Blase points out that this goes beyond the traditional failure of bureaucrats to accurately anticipate behavioral changes when politicians give away other people’s money.
There’s also some sleazy maneuvers to funnel money to special interest groups.
…the amounts…suggest that states are inappropriately funneling federal taxpayer money to insurers, hospitals, and other health care interests through the ACA Medicaid expansion. …The health care interest groups within the states, particularly hospitals and insurers, benefit from the higher rates while federal taxpayers are left footing the bill. …Moreover, the elevated federal reimbursement rate removes the incentives for states to make sure that insurers are not overspending on providers since overpayments come at the expense of federal, not state, taxpayers.
And most of the new spending does wind up in the pockets of the interest groups.
Recent evidence that new Medicaid enrollees only receive about 20 to 40 cents of benefit for each dollar of spending on their behalf.
But even the small fraction that goes to consumers doesn’t seem to have much positive impact on their health according to one major new study.

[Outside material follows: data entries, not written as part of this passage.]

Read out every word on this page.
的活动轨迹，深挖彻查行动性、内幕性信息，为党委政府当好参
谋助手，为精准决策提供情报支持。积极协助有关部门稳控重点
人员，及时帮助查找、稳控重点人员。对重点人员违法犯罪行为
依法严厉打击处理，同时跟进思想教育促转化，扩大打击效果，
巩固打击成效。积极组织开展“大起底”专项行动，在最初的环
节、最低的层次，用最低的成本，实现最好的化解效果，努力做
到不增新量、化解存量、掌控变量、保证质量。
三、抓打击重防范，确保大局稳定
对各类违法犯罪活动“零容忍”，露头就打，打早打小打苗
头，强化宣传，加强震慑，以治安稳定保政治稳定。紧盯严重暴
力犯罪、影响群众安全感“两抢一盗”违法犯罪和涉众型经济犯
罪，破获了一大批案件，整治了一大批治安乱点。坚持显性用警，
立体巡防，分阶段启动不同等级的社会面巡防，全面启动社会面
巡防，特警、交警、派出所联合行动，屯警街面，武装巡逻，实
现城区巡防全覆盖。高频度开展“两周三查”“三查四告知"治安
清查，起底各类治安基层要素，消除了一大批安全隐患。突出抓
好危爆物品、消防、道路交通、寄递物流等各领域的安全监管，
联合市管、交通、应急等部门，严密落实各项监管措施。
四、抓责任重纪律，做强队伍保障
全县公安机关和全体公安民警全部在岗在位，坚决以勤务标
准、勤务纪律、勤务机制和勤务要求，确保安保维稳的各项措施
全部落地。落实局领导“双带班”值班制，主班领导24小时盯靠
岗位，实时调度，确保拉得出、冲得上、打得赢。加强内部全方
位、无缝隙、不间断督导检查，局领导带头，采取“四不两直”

Medicaid expansion in Oregon was not related to significant health improvements.
So what does all this mean?
Obamacare has been a disaster. This column has been a look at how just one provision has backfired on taxpayers.
The law has been a boon to insiders and interest groups. The diversion of Medicaid money to interest groups is just one chapter in the story, sort of like the bailouts for insurance companies.
And just as bureaucrats are grossly incompetent at estimating the revenue impact of changes in tax law, they’re also grossly incompetent at predicting behavioral changes when expanding entitlement programs.
Some of us, for what it’s worth, warned about this as Obamacare was being debated.
P.S. Since I don’t want to be a naive rube, allow me to acknowledge there’s an alternative explanation for consistently inaccurate fiscal forecasts from the government.
If you’re a bureaucrat at the Joint Committee on Taxation and you over-estimate the amount of revenue generated by a tax hike, that’s good news for politicians since it enables more spending.
If you’re a bureaucrat at the Congressional Budget Office and you under-estimate the cost of a new program or program expansion, that’s good news for politicians since it enables more spending.
Rather convenient the way that works, wouldn’t you say?